Bobcats- The Bobcats aren’t exactly the model of excellence in the NBA, but the team had a few interesting storylines last week. Jeffery Taylor was a pleasant surprise in Vegas, scoring 20.3 points per game with 1.8 steals and 1.8 triples. Taylor was getting to the rack a lot and took 7.0 free throw attempts per game. Last year, he saw 29 starts with most of his significant minutes coming in the 2012 section of the season, but his minutes dwindled down to 15.0 in April. The added aggression was nice to see from Taylor this week, but it’s not enough to warrant fantasy consideration.
Michael Kidd-Gilchrist put in some extra time with coach Mark Price, but he still didn’t quite work out the kinks in his shot. MKG has a little hitch on the way up and he still doesn’t release the ball at the apex of his jumper. Last year, he shot just 27.2 percent on his jumper and was exceptionally bad from 10-16 feet, making only 14.3 percent of his attempts. This week was a bit of a success as he made 54.2 percent of his attempts. I’m still not going to draft a guy that can’t shoot, especially since he didn’t really knock our socks off in the defensive categories.
The Bobcats surprised most people with their selection of Cody Zeller at four in the draft. He got his professional career off to a good start in Vegas with averages of 16.3 points, 9.3 boards and 0.8 blocks in 32.0 minutes per game. He stayed composed in the paint and got a lot of easy buckets in halfcourt sets. Zeller has a shot to get some minutes at power forward for the Bobcats even with Josh McRoberts signing a two-year deal to remain with the team. The Indiana product will be worth a look late in drafts.
Bulls-Andrew Goudelock came out hot to start the summer league with 26 and 31 points in his first two games. Mini Mamba has a D-League MVP on his résumé and he’s been able to put up some nice numbers against the weaker competition. He can be ignored for the most part.

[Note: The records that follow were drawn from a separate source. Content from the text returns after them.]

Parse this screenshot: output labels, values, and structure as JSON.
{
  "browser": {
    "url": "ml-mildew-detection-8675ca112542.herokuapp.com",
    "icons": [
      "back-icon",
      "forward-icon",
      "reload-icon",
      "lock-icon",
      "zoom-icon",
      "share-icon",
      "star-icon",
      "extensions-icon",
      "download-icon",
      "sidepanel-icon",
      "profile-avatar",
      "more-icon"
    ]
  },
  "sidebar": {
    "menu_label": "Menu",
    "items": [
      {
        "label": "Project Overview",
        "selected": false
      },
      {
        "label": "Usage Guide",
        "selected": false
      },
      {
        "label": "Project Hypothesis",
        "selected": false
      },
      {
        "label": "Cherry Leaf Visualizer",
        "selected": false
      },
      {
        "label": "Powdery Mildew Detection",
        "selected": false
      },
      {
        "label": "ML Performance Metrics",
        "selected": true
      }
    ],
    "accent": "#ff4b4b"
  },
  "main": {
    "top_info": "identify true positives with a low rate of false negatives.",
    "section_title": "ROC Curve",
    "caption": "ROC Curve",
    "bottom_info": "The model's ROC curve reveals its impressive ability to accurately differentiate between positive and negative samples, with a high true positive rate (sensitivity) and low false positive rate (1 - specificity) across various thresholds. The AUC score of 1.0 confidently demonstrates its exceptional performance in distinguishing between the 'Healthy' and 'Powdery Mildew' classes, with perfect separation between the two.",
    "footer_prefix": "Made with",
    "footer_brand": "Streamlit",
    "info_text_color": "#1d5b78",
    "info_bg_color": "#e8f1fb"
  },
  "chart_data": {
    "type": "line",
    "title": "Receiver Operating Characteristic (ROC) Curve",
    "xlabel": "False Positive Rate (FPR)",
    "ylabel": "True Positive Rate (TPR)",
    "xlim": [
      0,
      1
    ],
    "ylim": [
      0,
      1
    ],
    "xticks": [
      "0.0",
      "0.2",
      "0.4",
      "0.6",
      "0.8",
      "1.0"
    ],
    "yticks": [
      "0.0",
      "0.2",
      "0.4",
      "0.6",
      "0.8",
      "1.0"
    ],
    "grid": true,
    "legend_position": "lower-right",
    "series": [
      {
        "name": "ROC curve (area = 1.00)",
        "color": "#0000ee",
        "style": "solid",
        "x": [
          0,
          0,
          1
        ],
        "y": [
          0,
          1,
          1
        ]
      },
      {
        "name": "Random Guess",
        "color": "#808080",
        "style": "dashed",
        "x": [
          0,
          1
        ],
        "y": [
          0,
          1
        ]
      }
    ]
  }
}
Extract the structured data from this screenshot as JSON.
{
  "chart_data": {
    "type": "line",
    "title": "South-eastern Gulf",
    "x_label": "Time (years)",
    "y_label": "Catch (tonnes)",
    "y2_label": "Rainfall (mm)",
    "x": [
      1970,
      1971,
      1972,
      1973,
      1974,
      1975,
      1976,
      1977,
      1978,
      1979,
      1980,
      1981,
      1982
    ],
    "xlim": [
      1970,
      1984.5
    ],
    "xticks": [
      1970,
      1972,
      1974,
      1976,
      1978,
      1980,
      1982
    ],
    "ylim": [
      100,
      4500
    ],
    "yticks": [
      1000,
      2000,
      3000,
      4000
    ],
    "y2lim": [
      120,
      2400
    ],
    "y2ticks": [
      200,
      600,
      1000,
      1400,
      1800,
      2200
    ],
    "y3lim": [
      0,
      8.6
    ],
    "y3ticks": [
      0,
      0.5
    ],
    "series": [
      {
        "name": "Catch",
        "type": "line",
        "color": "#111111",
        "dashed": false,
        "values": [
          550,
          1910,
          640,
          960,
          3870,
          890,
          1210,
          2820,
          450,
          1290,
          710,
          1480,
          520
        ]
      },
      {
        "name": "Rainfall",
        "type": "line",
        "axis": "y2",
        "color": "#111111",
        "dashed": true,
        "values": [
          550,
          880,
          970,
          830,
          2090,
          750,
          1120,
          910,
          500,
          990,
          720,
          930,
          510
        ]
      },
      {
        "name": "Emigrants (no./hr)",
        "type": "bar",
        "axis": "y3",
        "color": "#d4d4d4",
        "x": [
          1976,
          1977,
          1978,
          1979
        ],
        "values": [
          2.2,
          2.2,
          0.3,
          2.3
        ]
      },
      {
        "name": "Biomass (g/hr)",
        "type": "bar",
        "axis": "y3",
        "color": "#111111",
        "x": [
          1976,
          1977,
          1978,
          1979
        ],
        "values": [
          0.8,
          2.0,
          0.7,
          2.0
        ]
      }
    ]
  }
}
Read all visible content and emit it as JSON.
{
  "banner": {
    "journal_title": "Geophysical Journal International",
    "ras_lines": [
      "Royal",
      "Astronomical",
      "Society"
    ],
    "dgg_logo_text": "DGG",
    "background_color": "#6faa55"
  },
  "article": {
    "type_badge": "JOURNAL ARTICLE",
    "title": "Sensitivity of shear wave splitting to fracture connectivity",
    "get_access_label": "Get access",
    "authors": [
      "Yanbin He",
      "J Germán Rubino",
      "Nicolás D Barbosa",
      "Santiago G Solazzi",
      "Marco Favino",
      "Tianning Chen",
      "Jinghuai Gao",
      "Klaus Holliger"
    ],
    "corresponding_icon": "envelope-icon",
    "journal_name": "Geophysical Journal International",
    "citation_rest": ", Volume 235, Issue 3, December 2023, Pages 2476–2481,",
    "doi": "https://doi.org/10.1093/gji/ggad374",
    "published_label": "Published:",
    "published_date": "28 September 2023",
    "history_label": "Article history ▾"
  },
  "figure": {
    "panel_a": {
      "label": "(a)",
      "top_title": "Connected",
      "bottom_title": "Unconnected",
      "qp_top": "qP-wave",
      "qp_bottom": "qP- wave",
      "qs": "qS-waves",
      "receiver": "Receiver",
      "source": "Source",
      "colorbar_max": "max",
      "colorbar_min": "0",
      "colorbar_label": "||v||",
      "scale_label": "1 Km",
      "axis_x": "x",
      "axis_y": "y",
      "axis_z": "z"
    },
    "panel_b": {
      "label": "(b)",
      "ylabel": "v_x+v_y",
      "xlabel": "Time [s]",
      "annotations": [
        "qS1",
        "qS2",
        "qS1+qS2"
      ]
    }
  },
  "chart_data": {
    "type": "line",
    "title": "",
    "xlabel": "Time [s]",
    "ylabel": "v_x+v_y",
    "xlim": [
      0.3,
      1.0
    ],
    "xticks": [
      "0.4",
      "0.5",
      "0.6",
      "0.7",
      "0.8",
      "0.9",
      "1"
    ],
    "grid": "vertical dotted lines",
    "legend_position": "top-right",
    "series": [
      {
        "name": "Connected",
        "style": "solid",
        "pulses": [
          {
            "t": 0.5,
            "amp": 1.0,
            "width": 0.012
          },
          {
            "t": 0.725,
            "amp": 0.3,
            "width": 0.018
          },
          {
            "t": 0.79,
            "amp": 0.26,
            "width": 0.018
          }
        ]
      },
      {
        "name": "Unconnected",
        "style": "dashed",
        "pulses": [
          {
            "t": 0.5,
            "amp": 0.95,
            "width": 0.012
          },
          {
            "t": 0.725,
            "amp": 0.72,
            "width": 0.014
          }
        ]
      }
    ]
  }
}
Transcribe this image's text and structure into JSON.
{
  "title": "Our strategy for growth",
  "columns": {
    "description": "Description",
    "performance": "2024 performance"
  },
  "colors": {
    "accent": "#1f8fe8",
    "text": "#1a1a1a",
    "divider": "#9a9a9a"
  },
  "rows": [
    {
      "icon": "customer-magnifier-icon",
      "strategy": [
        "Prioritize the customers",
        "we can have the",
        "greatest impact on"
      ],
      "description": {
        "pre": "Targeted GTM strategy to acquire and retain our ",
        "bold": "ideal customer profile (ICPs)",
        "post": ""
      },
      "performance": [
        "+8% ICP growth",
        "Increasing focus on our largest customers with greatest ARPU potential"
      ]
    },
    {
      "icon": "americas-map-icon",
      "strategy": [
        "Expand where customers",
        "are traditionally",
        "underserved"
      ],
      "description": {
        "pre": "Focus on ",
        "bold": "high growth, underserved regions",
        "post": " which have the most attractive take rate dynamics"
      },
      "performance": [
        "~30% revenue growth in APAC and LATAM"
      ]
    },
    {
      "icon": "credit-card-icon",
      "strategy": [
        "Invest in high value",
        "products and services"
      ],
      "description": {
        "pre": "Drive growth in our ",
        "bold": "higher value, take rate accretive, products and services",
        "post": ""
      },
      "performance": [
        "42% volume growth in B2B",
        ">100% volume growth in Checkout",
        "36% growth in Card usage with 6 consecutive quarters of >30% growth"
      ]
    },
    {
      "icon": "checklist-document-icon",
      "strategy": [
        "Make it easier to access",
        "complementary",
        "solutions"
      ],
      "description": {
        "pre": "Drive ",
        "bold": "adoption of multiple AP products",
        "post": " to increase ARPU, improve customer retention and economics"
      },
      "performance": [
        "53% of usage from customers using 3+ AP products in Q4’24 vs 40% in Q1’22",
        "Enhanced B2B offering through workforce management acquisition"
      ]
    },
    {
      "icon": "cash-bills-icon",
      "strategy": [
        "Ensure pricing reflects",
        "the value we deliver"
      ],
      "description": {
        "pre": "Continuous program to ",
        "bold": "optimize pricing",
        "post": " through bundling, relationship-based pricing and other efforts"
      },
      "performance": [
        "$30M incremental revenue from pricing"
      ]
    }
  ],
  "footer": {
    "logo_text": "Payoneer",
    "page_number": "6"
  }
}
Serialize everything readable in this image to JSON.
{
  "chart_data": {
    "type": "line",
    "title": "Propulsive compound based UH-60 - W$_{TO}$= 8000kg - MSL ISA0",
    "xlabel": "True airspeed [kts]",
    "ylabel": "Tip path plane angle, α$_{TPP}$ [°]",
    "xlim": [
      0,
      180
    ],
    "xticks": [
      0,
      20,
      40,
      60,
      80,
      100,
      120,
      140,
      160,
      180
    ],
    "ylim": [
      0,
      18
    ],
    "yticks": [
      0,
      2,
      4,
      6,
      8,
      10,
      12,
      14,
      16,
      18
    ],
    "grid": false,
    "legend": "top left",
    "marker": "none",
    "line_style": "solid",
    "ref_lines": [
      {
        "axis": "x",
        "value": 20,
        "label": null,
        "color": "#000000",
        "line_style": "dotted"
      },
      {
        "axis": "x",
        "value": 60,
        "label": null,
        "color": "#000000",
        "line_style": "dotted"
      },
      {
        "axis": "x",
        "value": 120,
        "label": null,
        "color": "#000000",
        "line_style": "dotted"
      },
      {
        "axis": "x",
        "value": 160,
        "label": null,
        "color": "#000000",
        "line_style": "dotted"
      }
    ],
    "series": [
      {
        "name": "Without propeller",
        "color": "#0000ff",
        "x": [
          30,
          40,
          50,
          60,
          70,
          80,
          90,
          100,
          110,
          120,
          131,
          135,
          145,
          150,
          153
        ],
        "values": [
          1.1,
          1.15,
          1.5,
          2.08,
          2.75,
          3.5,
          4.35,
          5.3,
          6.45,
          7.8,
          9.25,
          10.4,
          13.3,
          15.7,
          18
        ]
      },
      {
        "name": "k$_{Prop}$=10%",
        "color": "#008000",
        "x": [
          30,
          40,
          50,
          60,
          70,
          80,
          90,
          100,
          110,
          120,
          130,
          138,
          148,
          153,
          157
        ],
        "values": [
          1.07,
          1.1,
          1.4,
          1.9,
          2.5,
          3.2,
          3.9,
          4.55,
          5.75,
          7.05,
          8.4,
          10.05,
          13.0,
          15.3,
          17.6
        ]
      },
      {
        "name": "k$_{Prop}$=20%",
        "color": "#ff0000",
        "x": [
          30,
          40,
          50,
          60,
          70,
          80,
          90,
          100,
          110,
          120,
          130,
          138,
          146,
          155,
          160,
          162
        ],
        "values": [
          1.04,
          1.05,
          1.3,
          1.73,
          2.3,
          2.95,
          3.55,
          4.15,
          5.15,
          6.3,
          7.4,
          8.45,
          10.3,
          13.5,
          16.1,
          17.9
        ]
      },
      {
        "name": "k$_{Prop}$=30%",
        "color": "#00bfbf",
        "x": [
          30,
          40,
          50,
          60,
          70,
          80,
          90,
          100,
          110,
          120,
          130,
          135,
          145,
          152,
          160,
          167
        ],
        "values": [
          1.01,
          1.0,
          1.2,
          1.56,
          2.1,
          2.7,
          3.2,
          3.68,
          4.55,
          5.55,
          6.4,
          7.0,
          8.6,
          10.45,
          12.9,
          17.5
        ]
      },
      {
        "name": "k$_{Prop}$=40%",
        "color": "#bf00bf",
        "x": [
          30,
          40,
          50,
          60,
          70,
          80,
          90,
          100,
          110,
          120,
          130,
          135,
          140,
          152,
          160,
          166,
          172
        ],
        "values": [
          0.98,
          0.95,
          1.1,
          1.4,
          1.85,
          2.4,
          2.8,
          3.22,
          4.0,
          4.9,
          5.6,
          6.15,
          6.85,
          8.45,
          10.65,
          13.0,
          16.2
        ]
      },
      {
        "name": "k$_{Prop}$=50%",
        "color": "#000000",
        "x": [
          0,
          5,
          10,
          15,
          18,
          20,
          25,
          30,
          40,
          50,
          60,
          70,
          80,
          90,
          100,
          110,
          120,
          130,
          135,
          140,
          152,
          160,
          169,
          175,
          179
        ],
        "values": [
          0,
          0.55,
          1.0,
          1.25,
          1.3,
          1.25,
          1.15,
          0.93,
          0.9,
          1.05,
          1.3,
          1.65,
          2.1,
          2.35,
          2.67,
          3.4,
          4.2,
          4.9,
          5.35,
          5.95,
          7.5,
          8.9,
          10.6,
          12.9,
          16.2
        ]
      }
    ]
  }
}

Some of the Bulls writers are comparing first-round pick Tony Snell to Scottie Pippen and while it’s a little premature, the player comparisons make sense. Snell has a seven-foot wingspan with a height of 6’7” and he did a solid job of perimeter defense throughout the week. His offense wasn’t really there, though, shooting 36.7 percent from the field for 11.8 points. The Bulls picking up Mike Dunleavy will put a damper on the hype for the 20th pick in the draft in his first season.